Ada Kronikleri
Yazar: Mehmet Hasgüler
Yayınevi: Galeri Kültür Yayınları
Tür: Genel Konular / Makale-Deneme-Derleme
Sayfa sayısı: 165
Kapak türü: Karton
Dil: Türkçe
Baskı: 2016
Kıbrıs kitabı
Barkod: 9789963660636
Yazı kağıtla, kalemle, bilgisayarla yazılmıyor. Önce göz, akıl ve yürek gerekiyor yazmak için. Gördüğünüzü kavramaya, anlamlandırmaya ve geleceği kurmaya dair bir vizyonunuz varsa, işte o zaman gerçek bir yazı oluyor kağıda aktarılan kelimeler. Mehmet Hoca’nın yazılarının alamet-i farikası da buradan geliyor. Bu yazıların en önemli özelliği, bi’ masanın başında oturarak değil; bir bisikletçi dükkanından, stadyumdan, Ada’nın sokaklarından, memleketin girilmesi yasaklanmış yerlerinden kağıda aktarılmış olması… Kitapta yer alan yazıların bir kısmı yazılırken Mehmet Hoca Taksim Sahasını arşınlıyor, Ada’nın Türk ve Rum liderlerini de müzakere masasından kalkarak sahada yürüyüş yapmaya davet ediyordu.
-Aslı Topsoy
Mehmet Hoca, her şeyden önce bir Ada sevdalısı… Bir siyaset bilimci, tarih meraklısı, eğitimci olarak kaleme aldığı yazıların hepsine “Adalılık” sinmiş… Kıbrıs’a damıtılmış bir tarih bilgisiyle hem içeriden, hem dışarıdan bakıyor. Ada’nın dününü, bugününü anlatıyor; “Yarınlar nasıl olacak?” sorusuna cevap arıyor… Yazılmış her satır, yarının dünden daha güzel olması için, umudun yerini yorgunluğa bırakmaması için bir çaba… “Bugün” o kadar çok “dün” ve “dün” o kadar kronikleşmiş ki… Bizler tarihin içinden geçip giderken, dünden gelen, kronikleşen mevzularla -farkında olmasak bile- o kadar kuşatılmışız ki, kitabın ismi bu yüzden “Ada Kronikleri”…

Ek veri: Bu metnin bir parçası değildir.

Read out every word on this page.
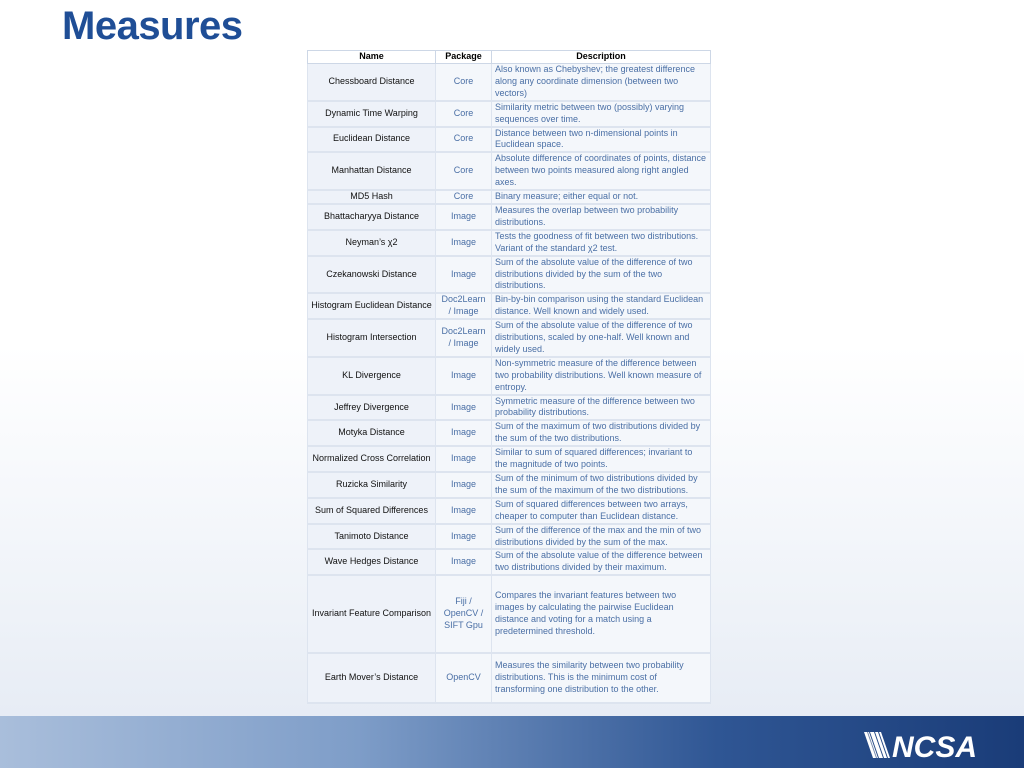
Measures
Name	Package	Description
Chessboard Distance	Core	Also known as Chebyshev; the greatest difference along any coordinate dimension (between two vectors)
Dynamic Time Warping	Core	Similarity metric between two (possibly) varying sequences over time.
Euclidean Distance	Core	Distance between two n-dimensional points in Euclidean space.
Manhattan Distance	Core	Absolute difference of coordinates of points, distance between two points measured along right angled axes.
MD5 Hash	Core	Binary measure; either equal or not.
Bhattacharyya Distance	Image	Measures the overlap between two probability distributions.
Neyman’s χ2	Image	Tests the goodness of fit between two distributions. Variant of the standard χ2 test.
Czekanowski Distance	Image	Sum of the absolute value of the difference of two distributions divided by the sum of the two distributions.
Histogram Euclidean Distance	Doc2Learn / Image	Bin-by-bin comparison using the standard Euclidean distance. Well known and widely used.
Histogram Intersection	Doc2Learn / Image	Sum of the absolute value of the difference of two distributions, scaled by one-half. Well known and widely used.
KL Divergence	Image	Non-symmetric measure of the difference between two probability distributions. Well known measure of entropy.
Jeffrey Divergence	Image	Symmetric measure of the difference between two probability distributions.
Motyka Distance	Image	Sum of the maximum of two distributions divided by the sum of the two distributions.
Normalized Cross Correlation	Image	Similar to sum of squared differences; invariant to the magnitude of two points.
Ruzicka Similarity	Image	Sum of the minimum of two distributions divided by the sum of the maximum of the two distributions.
Sum of Squared Differences	Image	Sum of squared differences between two arrays, cheaper to computer than Euclidean distance.
Tanimoto Distance	Image	Sum of the difference of the max and the min of two distributions divided by the sum of the max.
Wave Hedges Distance	Image	Sum of the absolute value of the difference between two distributions divided by their maximum.
Invariant Feature Comparison	Fiji / OpenCV / SIFT Gpu	Compares the invariant features between two images by calculating the pairwise Euclidean distance and voting for a match using a predetermined threshold.
Earth Mover’s Distance	OpenCV	Measures the similarity between two probability distributions. This is the minimum cost of transforming one distribution to the other.
NCSA
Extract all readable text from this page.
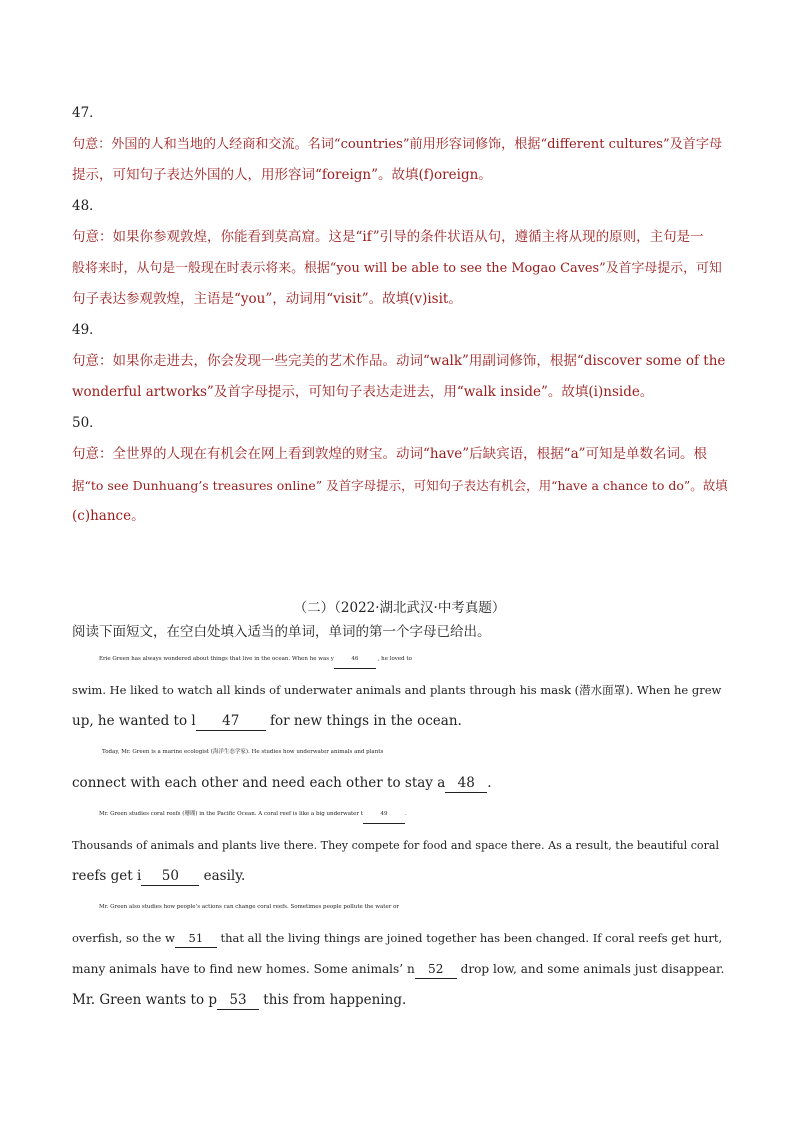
47．
句意：外国的人和当地的人经商和交流。名词“countries”前用形容词修饰，根据“different cultures”及首字母
提示，可知句子表达外国的人，用形容词“foreign”。故填(f)oreign。
48．
句意：如果你参观敦煌，你能看到莫高窟。这是“if”引导的条件状语从句，遵循主将从现的原则，主句是一
般将来时，从句是一般现在时表示将来。根据“you will be able to see the Mogao Caves”及首字母提示，可知
句子表达参观敦煌，主语是“you”，动词用“visit”。故填(v)isit。
49．
句意：如果你走进去，你会发现一些完美的艺术作品。动词“walk”用副词修饰，根据“discover some of the
wonderful artworks”及首字母提示，可知句子表达走进去，用“walk inside”。故填(i)nside。
50．
句意：全世界的人现在有机会在网上看到敦煌的财宝。动词“have”后缺宾语，根据“a”可知是单数名词。根
据“to see Dunhuang’s treasures online” 及首字母提示，可知句子表达有机会，用“have a chance to do”。故填
(c)hance。
（二）（2022·湖北武汉·中考真题）
阅读下面短文，在空白处填入适当的单词，单词的第一个字母已给出。
Erie Green has always wondered about things that live in the ocean. When he was y	46	, he loved to
swim. He liked to watch all kinds of underwater animals and plants through his mask (潜水面罩). When he grew
up, he wanted to l 47 for new things in the ocean.
Today, Mr. Green is a marine ecologist (海洋生态学家). He studies how underwater animals and plants
connect with each other and need each other to stay a 48 .
Mr. Green studies coral reefs (珊瑚) in the Pacific Ocean. A coral reef is like a big underwater t	49	.
Thousands of animals and plants live there. They compete for food and space there. As a result, the beautiful coral
reefs get i 50 easily.
Mr. Green also studies how people’s actions can change coral reefs. Sometimes people pollute the water or
overfish, so the w 51 that all the living things are joined together has been changed. If coral reefs get hurt,
many animals have to find new homes. Some animals’ n 52 drop low, and some animals just disappear.
Mr. Green wants to p 53 this from happening.
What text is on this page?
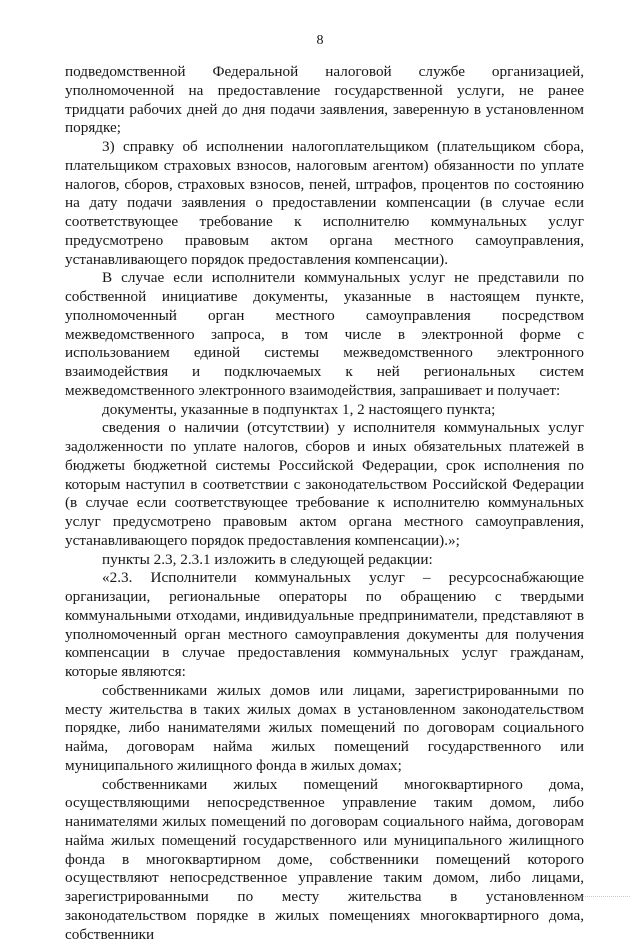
8

подведомственной Федеральной налоговой службе организацией, уполномоченной на предоставление государственной услуги, не ранее тридцати рабочих дней до дня подачи заявления, заверенную в установленном порядке;

3) справку об исполнении налогоплательщиком (плательщиком сбора, плательщиком страховых взносов, налоговым агентом) обязанности по уплате налогов, сборов, страховых взносов, пеней, штрафов, процентов по состоянию на дату подачи заявления о предоставлении компенсации (в случае если соответствующее требование к исполнителю коммунальных услуг предусмотрено правовым актом органа местного самоуправления, устанавливающего порядок предоставления компенсации).

В случае если исполнители коммунальных услуг не представили по собственной инициативе документы, указанные в настоящем пункте, уполномоченный орган местного самоуправления посредством межведомственного запроса, в том числе в электронной форме с использованием единой системы межведомственного электронного взаимодействия и подключаемых к ней региональных систем межведомственного электронного взаимодействия, запрашивает и получает:

документы, указанные в подпунктах 1, 2 настоящего пункта;

сведения о наличии (отсутствии) у исполнителя коммунальных услуг задолженности по уплате налогов, сборов и иных обязательных платежей в бюджеты бюджетной системы Российской Федерации, срок исполнения по которым наступил в соответствии с законодательством Российской Федерации (в случае если соответствующее требование к исполнителю коммунальных услуг предусмотрено правовым актом органа местного самоуправления, устанавливающего порядок предоставления компенсации).»;

пункты 2.3, 2.3.1 изложить в следующей редакции:

«2.3. Исполнители коммунальных услуг – ресурсоснабжающие организации, региональные операторы по обращению с твердыми коммунальными отходами, индивидуальные предприниматели, представляют в уполномоченный орган местного самоуправления документы для получения компенсации в случае предоставления коммунальных услуг гражданам, которые являются:

собственниками жилых домов или лицами, зарегистрированными по месту жительства в таких жилых домах в установленном законодательством порядке, либо нанимателями жилых помещений по договорам социального найма, договорам найма жилых помещений государственного или муниципального жилищного фонда в жилых домах;

собственниками жилых помещений многоквартирного дома, осуществляющими непосредственное управление таким домом, либо нанимателями жилых помещений по договорам социального найма, договорам найма жилых помещений государственного или муниципального жилищного фонда в многоквартирном доме, собственники помещений которого осуществляют непосредственное управление таким домом, либо лицами, зарегистрированными по месту жительства в установленном законодательством порядке в жилых помещениях многоквартирного дома, собственники
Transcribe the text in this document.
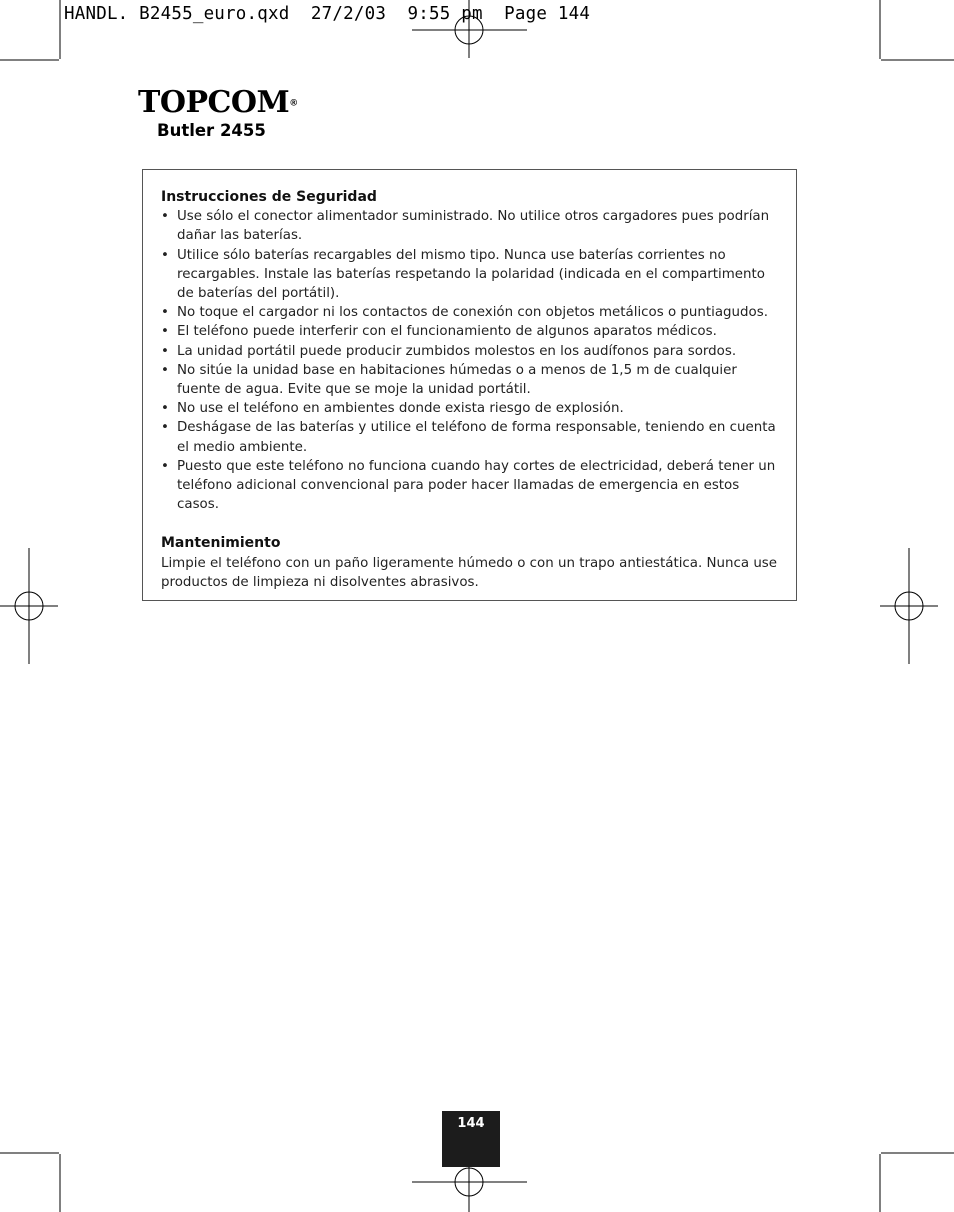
HANDL. B2455_euro.qxd  27/2/03  9:55 pm  Page 144
TOPCOM®
Butler 2455
Instrucciones de Seguridad
• Use sólo el conector alimentador suministrado. No utilice otros cargadores pues podrían dañar las baterías.
• Utilice sólo baterías recargables del mismo tipo. Nunca use baterías corrientes no recargables. Instale las baterías respetando la polaridad (indicada en el compartimento de baterías del portátil).
• No toque el cargador ni los contactos de conexión con objetos metálicos o puntiagudos.
• El teléfono puede interferir con el funcionamiento de algunos aparatos médicos.
• La unidad portátil puede producir zumbidos molestos en los audífonos para sordos.
• No sitúe la unidad base en habitaciones húmedas o a menos de 1,5 m de cualquier fuente de agua. Evite que se moje la unidad portátil.
• No use el teléfono en ambientes donde exista riesgo de explosión.
• Deshágase de las baterías y utilice el teléfono de forma responsable, teniendo en cuenta el medio ambiente.
• Puesto que este teléfono no funciona cuando hay cortes de electricidad, deberá tener un teléfono adicional convencional para poder hacer llamadas de emergencia en estos casos.
Mantenimiento
Limpie el teléfono con un paño ligeramente húmedo o con un trapo antiestática. Nunca use productos de limpieza ni disolventes abrasivos.
144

Kitap, 2014 yılı Aralık ayından bu yana Kıbrıs Gazetesinde yayınlanmış yazılarının bir bölümünden oluşuyor. Mehmet Hoca okurlara yasemin kokusunu hatırlatıyor öncelikle… Yarınlara kronikleşmiş problemler değil, yasemin kokusu taşınsın, Ada’ya ferahlık gelsin diye… Kıbrıs’ta iz bırakan simaları çıkarıyor okurların karşısına. İç siyasete ise gündelik keşmekeşlere müdahil olmadan, bir zihniyet devrimi arayışıyla bakıyor... Bölünmüşlüğün içine doğmuş gençlere nasıl bir gelecek kurulacağı sorusunun cevabını arıyor... Kıbrıs bir bilim üssü mü olacak, üniversite diploması almak isteyenlerin uğrama noktası mı? Uluslararası öğrenci pastasından alınacak payı artırmak mı olacak hedef; yoksa evrensel bilim ve kültür dünyasına katkı sunmak mı? Müzakere süreci mi seyredilmeye devam edilecek, yoksa kalıcı çözüm için harekete mi geçilecek? Kumar oynama adası mı olacak Kıbrıs; Akdeniz medeniyetinin kanlı canlı yaşandığı bir refah ülkesi mi? Her yazı, siyasetçisinden sivil toplum kuruluşlarına, turizmcisinden sade vatandaşına kadar tüm Kıbrıslılara açık bir çağrı niteliğinde.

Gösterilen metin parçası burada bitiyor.